When Hedda Hellberg fails to return from a retreat in Italy, where she has been grieving for her recently dead father, her husband discovers that his wife’s life is tangled in mystery. Hedda never left Oslo, the retreat has no record of her and, what’s more, she appears to be connected to the death of an old man, gunned down on the first day of the hunting season in the depths of the Swedish forests. Henning Juul becomes involved in the case when his ex-wife joins in the search for the missing woman, and the estranged pair find themselves enmeshed both in the murky secrets of one of Sweden’s wealthiest families, and in the painful truths surrounding the death of their own son.
So, what are your reading plans for this week? And have you read any of the above?
Very much looking forward to Little Deaths. The premise and the setting are both very attractive. I’m currently reading Will Ashon’s Strange Labyrinth which I wasn’t at all sure about when I picked it up but it’s wonderful, a magpie’s jewel box of a book all about Epping Forest.
That does sound strange… Labyrinth of course always brings to mind the film with David Bowie – that was very strange too.
Little Deaths and Cursed have some really good reviews.
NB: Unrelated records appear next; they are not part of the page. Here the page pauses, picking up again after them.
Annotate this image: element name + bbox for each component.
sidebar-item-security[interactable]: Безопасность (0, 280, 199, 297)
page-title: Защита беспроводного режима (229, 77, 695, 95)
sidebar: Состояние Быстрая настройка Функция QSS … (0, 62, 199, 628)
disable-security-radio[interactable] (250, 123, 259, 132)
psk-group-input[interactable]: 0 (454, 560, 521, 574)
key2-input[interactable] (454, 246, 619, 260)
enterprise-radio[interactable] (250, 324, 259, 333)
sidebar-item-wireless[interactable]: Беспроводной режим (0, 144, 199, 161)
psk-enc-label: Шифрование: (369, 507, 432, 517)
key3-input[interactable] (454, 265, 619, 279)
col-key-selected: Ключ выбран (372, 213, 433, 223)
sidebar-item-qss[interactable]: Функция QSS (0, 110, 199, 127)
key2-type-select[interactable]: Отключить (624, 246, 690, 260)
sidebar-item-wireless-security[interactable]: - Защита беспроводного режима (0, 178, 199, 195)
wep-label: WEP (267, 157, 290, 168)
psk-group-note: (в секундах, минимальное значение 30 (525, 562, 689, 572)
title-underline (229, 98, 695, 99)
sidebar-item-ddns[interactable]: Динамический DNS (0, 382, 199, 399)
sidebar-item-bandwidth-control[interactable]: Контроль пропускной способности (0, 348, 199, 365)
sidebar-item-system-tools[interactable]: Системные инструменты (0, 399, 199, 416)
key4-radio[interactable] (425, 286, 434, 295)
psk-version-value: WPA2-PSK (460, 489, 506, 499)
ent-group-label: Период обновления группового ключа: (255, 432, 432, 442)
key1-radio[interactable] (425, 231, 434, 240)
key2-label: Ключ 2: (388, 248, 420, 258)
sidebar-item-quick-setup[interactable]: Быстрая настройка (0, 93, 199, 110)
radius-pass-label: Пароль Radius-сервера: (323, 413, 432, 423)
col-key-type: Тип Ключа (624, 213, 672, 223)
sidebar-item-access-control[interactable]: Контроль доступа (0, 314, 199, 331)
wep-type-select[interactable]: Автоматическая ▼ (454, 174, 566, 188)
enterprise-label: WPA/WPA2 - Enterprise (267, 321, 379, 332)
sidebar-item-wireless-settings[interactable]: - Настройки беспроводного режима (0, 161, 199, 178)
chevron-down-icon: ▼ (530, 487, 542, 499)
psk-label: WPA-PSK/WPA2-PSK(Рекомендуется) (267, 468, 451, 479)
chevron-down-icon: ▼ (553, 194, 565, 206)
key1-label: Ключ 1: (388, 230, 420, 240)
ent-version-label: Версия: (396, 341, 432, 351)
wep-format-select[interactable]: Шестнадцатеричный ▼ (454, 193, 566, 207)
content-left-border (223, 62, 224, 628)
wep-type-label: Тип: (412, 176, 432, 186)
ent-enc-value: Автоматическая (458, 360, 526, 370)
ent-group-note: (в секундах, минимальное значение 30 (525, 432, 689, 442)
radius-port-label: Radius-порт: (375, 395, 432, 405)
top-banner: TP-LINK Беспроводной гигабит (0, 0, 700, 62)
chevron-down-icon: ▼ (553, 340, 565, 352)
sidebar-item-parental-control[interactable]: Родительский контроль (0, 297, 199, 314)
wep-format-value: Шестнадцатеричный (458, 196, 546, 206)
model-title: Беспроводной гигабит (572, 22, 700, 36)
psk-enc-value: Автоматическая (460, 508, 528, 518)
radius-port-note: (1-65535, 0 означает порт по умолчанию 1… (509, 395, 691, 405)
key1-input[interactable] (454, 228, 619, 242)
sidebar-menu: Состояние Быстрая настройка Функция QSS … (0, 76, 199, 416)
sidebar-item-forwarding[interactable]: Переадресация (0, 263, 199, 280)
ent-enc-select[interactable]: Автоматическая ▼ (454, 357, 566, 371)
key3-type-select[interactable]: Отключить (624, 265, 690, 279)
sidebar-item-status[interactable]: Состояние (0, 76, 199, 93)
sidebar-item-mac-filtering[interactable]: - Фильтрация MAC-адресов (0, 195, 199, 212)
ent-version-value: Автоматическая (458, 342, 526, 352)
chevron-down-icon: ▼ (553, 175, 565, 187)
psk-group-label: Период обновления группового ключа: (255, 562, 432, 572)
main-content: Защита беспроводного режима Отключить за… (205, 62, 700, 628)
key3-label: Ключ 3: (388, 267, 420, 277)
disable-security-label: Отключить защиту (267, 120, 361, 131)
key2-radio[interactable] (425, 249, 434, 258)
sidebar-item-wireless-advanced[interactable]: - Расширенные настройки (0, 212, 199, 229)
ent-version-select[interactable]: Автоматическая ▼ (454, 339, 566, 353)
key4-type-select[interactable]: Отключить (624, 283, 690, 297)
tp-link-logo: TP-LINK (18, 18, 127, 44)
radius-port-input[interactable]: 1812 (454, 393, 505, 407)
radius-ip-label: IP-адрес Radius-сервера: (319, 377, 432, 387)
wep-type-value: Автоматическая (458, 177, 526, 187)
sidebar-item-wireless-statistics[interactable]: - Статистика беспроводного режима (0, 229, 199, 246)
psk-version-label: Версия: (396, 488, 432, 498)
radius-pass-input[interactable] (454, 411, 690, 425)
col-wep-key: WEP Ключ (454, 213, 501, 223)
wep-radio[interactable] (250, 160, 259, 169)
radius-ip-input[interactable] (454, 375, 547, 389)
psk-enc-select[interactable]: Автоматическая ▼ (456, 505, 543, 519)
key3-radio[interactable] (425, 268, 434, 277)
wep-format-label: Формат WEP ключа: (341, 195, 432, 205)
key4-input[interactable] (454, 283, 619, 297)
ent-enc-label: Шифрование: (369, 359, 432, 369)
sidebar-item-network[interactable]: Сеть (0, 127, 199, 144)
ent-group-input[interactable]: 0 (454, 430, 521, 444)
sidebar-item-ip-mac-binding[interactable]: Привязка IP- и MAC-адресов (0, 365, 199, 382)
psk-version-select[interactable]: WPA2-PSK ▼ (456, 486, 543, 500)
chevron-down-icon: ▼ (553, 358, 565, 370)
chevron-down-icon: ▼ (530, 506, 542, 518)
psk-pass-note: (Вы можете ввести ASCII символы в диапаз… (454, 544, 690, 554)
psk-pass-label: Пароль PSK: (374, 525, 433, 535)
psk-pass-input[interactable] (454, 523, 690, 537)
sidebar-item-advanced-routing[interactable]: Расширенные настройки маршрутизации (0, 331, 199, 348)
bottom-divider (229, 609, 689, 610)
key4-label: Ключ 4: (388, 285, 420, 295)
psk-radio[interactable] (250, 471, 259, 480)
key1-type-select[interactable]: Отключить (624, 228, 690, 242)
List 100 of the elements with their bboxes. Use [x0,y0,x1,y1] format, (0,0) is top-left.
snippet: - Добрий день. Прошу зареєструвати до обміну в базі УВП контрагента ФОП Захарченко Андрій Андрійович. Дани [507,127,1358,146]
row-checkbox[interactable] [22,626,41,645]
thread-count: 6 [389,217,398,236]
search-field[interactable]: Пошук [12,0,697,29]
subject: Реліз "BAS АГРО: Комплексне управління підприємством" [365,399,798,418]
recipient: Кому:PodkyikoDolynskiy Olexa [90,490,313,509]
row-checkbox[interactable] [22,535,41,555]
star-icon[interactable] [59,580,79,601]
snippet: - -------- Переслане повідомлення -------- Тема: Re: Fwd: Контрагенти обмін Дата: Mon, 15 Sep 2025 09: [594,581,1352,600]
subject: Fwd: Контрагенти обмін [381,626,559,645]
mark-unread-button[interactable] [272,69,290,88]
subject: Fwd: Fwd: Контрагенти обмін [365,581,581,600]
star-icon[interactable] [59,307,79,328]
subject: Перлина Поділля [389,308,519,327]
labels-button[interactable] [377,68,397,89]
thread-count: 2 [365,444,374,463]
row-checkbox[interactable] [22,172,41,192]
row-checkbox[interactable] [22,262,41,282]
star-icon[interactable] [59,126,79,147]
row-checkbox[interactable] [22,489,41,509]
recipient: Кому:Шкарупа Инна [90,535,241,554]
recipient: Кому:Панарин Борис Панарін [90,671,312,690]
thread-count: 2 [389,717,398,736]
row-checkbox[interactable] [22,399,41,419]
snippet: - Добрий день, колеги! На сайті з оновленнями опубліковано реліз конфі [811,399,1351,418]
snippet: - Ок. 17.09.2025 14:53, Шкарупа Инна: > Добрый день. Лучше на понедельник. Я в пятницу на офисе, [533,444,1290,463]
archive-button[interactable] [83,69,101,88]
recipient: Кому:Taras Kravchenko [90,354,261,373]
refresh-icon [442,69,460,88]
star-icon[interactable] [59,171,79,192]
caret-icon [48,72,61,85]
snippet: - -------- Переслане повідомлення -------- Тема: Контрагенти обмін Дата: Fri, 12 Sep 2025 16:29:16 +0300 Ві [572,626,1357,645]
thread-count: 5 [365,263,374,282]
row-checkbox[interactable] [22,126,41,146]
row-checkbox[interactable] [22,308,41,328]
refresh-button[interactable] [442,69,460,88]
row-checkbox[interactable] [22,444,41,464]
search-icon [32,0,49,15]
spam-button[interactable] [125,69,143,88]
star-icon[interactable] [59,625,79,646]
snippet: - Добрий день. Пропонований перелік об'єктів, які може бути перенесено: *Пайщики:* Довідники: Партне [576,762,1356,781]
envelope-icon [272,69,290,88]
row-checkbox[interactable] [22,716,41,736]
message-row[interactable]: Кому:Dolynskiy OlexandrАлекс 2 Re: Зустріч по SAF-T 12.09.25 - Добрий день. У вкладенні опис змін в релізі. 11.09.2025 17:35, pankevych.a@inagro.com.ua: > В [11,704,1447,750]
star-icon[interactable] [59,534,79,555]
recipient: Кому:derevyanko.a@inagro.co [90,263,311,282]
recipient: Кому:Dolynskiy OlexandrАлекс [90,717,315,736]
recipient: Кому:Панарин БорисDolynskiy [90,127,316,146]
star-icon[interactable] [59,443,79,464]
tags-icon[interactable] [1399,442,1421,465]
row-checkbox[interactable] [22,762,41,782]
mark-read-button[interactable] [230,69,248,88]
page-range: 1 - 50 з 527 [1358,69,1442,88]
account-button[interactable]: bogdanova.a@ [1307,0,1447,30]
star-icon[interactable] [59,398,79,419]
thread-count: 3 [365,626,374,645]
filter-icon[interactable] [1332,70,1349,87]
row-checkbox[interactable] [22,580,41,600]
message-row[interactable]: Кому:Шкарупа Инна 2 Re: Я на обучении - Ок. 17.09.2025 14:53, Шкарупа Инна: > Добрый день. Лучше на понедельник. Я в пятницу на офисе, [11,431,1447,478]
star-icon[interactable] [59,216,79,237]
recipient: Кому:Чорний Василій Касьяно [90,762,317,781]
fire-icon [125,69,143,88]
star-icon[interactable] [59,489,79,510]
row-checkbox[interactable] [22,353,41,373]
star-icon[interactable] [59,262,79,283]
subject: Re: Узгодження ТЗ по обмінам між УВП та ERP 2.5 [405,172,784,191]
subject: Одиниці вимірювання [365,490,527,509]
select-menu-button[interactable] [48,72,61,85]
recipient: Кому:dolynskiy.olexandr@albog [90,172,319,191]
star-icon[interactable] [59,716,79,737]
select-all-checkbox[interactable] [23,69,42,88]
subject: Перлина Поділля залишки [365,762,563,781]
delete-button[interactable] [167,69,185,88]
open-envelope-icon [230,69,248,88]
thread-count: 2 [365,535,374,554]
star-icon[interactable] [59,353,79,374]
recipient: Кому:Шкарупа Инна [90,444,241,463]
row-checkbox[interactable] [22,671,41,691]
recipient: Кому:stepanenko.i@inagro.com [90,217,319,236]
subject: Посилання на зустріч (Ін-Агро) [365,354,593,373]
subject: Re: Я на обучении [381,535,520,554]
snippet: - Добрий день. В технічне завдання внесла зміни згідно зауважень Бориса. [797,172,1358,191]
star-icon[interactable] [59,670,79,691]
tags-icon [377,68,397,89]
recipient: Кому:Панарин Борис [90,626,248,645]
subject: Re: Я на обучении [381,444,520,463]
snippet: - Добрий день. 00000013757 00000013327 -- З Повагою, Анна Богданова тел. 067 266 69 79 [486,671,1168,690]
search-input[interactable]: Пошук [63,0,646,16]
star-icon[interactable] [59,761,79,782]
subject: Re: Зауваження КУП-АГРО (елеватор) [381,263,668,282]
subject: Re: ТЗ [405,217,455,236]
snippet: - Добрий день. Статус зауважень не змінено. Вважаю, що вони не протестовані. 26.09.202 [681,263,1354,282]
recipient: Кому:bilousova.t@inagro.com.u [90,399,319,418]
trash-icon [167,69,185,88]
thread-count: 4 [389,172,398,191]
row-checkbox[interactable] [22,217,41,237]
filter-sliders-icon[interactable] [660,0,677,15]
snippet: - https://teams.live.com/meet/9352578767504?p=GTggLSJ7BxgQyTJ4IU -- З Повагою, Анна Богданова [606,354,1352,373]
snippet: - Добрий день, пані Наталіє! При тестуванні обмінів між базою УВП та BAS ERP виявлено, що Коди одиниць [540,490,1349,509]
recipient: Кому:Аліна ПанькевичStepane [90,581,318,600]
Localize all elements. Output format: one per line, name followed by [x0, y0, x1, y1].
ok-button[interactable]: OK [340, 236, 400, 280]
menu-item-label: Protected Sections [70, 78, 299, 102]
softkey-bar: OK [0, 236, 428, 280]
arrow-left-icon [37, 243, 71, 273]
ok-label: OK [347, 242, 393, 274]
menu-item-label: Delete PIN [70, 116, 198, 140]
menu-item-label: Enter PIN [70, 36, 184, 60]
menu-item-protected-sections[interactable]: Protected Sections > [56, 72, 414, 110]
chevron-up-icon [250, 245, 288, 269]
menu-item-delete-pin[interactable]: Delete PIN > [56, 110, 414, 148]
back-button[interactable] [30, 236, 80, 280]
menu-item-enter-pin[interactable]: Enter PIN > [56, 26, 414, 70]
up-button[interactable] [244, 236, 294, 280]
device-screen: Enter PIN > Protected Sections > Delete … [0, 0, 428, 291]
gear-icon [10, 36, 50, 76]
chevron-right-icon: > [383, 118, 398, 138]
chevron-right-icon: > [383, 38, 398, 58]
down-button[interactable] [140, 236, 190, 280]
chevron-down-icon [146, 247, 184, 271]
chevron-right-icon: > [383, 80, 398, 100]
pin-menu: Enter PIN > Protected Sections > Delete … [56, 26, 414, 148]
I hope that you will enjoy both of them. Happy reading.
Thank you, and likewise!
I’m still not planning this year… Currently reading Roman Fever by Edith Wharton and who knows what will come next! 🙂
I can’t plan too far ahead – or rather, I plan for my official reviewing and then I get into a dither about my personal reading.
Yup – that sounds familiar! 🙂
I’ve just finished reading Death Comes for the Archbishop by Willa Cather. My mother loved Willa Cather but I’d never got round to reading her. I loved it as well and now have another one by her – The Professor’s House to read.
I’ve got mixed feelings about Willa Cather, liked some and abandoned others (or never really picked them up). I think Death Comes for the Archbishop is one of the best, though.
I don’t have a blog, so I’ll just say that I’m reading Eva Dolan’s 4th Hate Crimes Unit mystery, “Watch Her Disappear.” I read Zadie Smith’s “Swing Time,” before this and overall liked it. And I will next read Margot Kinberg’s “Past Tense,” followed by Fred Vargas’ “A Climate of Fear.”
Oooo, I’ve read all of these except Swing Time, so I look forward to hearing how you got on (clue to my feelings: I liked them all).
I hear you’re in for a good experience with the Enger, Marina Sofia. And the Flint sounds like a power-packed sort of book – the sort that disturbs and draws in at the same time. I’ll be interested in your review on that one.
I’ve finally started to speed up my reading, after a slow start to the year. Now, if only I could speed up my reviewing…
I enjoyed Little Deaths…and I love Louise Penny’s series, but have only read the first two books so far. Must read more!
Thanks for sharing….and here’s MY WWW POST
No I haven’t read any of these, but the Enger novel sounds interesting. I just started on another Brookner A Private View.
Haha – I like that your idea of comfort reading involves people being gunned down and people grieving over dead children. Here, have some chocolate… 😉
Yes, I’m afraid romance or other escapist fantasy just doesn’t quite do it for me…
I haven’t read any of the above although Little Deaths is on my TBR and I am hoping to get to it this month but I’m not sure I will! Like you I believe in having some good old murders on the bedside to help me unwind – In fact I think my heavy consumption of murderers keeps me from committing my own!! I am joking of course says she who is reading a book all about poisons!
I loved The Beautiful Mystery so much I went and bought some recordings of Gregorian chants to listen to while reading.
I love that idea!
All good picks. I like the premise of the apology book and often wonder about that very thing. Louise Penny is always a hit. Enjoy!
Little Deaths sounds so good! Something I would devour. I hope you are enjoying it! Cursed also looks good. Happy reading!